In sum, these films represent the core ideals of their corresponding generations. Today, if one were to think of people rioting in the street to Rock Around the Clock by Bill Haley and the Comets, they might find it too hilarious to take seriously. While, there is still a mild admiration for the Ramones with the contemporary youth, 50’s music is viewed as the music of the elderly; and yet, during their adolescent days Rock Around the Clock was a song that incited riots. Very often these two films take on the responsibility of personifying the exact emotion expressed by the corresponding music. An example of this is in the last sequence of Rock ‘n’ Roll High School where the scene could ideally be labeled as an authentic cinematic interpretation of punk rock culture. The significance of these films lie in their influence on the history of Rock and Roll music, one of the most influential ideologies in American history to date. In western society the impact of Rock ‘n’ Roll music is equal to that of Christ, to understand this, is to put the importance of both of these films into perspective.

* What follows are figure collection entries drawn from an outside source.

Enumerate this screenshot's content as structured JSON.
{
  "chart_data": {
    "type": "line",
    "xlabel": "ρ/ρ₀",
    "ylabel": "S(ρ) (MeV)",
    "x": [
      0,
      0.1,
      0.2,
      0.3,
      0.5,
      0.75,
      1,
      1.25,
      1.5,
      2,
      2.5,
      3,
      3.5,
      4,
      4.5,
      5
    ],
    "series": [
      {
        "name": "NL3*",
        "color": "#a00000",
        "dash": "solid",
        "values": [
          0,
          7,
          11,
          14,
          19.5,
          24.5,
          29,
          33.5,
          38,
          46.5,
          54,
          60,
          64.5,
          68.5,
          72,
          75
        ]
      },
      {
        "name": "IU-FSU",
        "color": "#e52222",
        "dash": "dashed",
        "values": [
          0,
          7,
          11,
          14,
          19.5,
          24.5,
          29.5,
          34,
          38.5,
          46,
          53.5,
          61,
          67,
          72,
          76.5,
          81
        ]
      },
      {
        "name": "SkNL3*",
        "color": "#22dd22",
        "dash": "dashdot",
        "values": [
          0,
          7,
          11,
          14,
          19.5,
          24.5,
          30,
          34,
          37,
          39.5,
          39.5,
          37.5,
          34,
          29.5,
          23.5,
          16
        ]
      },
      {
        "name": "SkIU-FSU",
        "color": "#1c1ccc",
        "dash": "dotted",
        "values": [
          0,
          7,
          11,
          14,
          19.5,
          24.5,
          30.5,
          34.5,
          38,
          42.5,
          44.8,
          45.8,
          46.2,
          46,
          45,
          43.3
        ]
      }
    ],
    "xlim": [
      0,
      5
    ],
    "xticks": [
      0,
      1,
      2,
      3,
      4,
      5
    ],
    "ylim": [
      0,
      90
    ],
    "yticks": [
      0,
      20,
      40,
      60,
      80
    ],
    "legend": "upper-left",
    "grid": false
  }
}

“Blackboard Jungle.” Wikipedia, The Free Encyclopedia. 9 Apr 2007, 02:29 UTC. Wikimedia Foundation, Inc. 24 Apr 2007 <http://en.wikipedia.org/w/index.php?title=Blackboard_Jungle&oldid=121328222>.
Bourdieu, Pierre. Distinction, Cambridge, MA: Harvard University Press. (1984)
“Into the Blackboard Jungle: Educational Debate and Cultural Change in 1950s America” Golub, Adam Benjamin. The University of Texas, Austin.(2004)
“NCAA Releases The Report Of Sportsmanship And Fan Behavior Summit,” (September
16, 2003). Retrieved January 31, 2005 from http://www.ncaa.org/index1.html.
Sherman, Craig. Take Three: classic Corman film, examined. Arts-Editor July 2001.